Once in a while I post a subtweet. I hope you’re reading this Susan. I want my Gameboy back. Bitch.
Nickelback jokes are the Nickelback of jokes.
Nobody will know you’re stoned if you’re always stoned
Why is it pronounced ar-kan-saw and not ar-you-sure-you-wanna-go-here
I’m at the age where I look good “for my age”
[grocery store, frozen aisle]
Me: *inhales, stretches arms high*
OmmmmmmmmmmmmmmmmmClerk: ma’am are you doing yoga?
Me: oh no, I’m just trying to reach dinner peas
I parallel parked perfectly in front of my boys and now they think I’m possessed.
FRIEND: How’s the new girlfriend?
ME: She’s a real queen bee.
FRIEND: *rolls eyes* Haha.
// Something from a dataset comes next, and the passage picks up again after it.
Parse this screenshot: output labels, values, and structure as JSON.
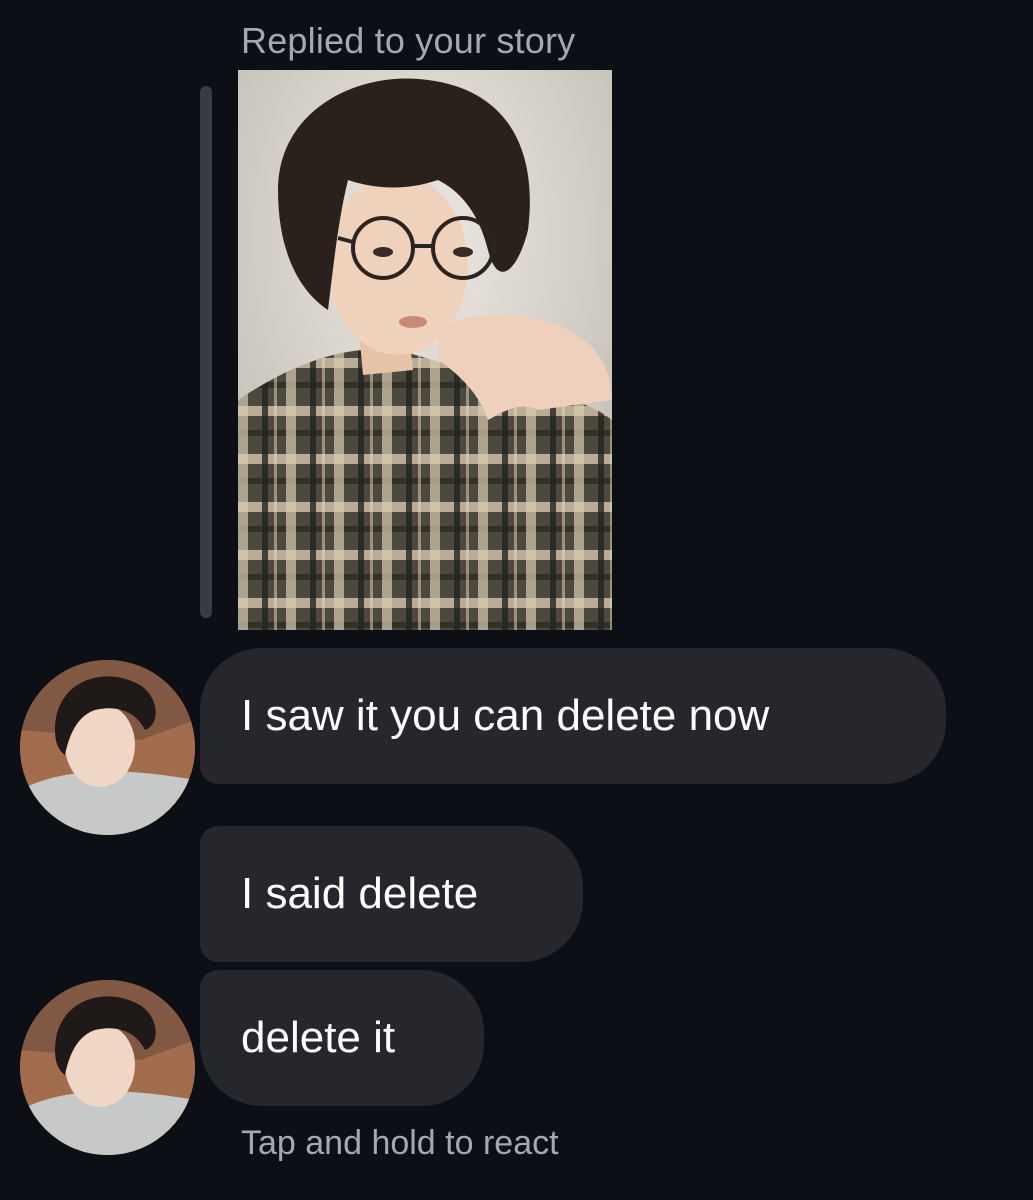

Suuure.
*a faint buzzing from my pocket*
ME: Dude, she’s right here.
My kids are really competing for least favorite today.
You know, sometimes bad things happen to exactly the right people.
So many Jehovah’s Witnesses and yet still not a shred of Jehovah’s Evidence.
I made my 9 year old french toast with syrup this morning per his request but promptly found out that he thought the fork and knife I provided were just a fun suggestion so anyway how do you get maple syrup off pants?
Early morning sibling drama: 4 is upset with 6 because he told 4 everyone in the family featured in his fun dream except her because his dream “was limited to those aged 6+.”
Sometimes I answer the door in a towel when I get an Amazon delivery. Even if I’m wearing clothes underneath.